Limbless Puppy

Does everything really happen for a reason?

- April 18 -

I keep thinking, if it’s supposed to work out it will… I passed up something great to have something shitty. The more I see what I passed up, the more regrets I have every damn minute. I’m not sure what to do about it. 

Aside from that, I’ve just been so irritated lately. Every little thing that people do, I get so agitated. Especially if it’s not done the way I usually do it or when someone is too stubborn to listen to me. I need to work on that myself, but there’s a difference between being a bitch about already knowing something and calmly explaining there’s a miscommunication and that knowledge is already present. I guess I’ve been letting a ton of things get to me. I don’t know what’s wrong.

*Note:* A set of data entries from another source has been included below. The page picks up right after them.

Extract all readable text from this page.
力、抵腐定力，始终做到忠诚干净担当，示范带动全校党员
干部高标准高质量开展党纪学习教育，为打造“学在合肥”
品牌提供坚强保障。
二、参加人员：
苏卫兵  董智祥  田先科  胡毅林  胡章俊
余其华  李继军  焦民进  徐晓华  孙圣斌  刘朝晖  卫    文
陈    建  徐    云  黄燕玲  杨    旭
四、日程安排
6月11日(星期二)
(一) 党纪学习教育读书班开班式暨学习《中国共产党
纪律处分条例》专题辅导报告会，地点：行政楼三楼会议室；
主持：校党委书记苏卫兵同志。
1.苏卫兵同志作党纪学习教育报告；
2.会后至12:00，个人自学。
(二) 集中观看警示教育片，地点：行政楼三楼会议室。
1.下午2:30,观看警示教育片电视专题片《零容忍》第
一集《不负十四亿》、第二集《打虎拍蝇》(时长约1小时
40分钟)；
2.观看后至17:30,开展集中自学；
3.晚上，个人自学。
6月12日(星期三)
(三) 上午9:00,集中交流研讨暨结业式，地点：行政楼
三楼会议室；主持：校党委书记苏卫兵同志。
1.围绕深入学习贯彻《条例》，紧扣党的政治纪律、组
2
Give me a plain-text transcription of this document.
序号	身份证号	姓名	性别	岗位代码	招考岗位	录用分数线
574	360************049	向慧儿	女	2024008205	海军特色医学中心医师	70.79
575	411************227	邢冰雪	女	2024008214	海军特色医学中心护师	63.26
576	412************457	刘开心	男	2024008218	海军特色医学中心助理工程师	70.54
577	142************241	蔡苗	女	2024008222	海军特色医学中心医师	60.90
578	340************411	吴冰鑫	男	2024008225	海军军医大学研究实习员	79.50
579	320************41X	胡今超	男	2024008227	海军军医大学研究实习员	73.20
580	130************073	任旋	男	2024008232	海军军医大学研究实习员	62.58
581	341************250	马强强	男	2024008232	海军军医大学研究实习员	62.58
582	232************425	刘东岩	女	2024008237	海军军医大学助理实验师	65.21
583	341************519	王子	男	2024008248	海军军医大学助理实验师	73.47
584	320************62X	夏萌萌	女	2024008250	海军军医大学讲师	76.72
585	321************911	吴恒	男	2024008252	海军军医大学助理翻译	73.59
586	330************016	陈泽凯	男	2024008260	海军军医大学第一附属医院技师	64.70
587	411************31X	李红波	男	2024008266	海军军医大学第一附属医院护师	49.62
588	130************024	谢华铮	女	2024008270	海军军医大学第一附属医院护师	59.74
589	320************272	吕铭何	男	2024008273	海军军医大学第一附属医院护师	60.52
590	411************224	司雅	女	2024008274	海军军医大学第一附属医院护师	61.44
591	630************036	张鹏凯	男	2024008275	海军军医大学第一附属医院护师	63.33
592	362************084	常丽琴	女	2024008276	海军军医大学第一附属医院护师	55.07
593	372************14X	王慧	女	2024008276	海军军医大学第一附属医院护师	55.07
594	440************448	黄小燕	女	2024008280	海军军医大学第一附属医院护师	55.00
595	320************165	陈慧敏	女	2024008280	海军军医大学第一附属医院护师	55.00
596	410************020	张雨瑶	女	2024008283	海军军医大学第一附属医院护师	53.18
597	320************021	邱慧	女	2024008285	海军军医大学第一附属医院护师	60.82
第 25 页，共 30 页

Lastly, I think I have such a fear of commitment. I look for all the flaws and wrong things about a guy when we’re interested in seriously makes me resent the person. And that’s an awful quality to have, but I can’t help it. I don’t think I’ll ever get over it until I find the right guy. I wish I knew what to do about it, but perhaps it’ll save me a lot of trouble in the end. I don’t want to get involved with something I know isn’t going to last me. It just seems like a waste of time. It seems like I’m just using the person for that moment, only to get rid of them when I find something better. That’s so awful, but it’s the truth. I can’t change that.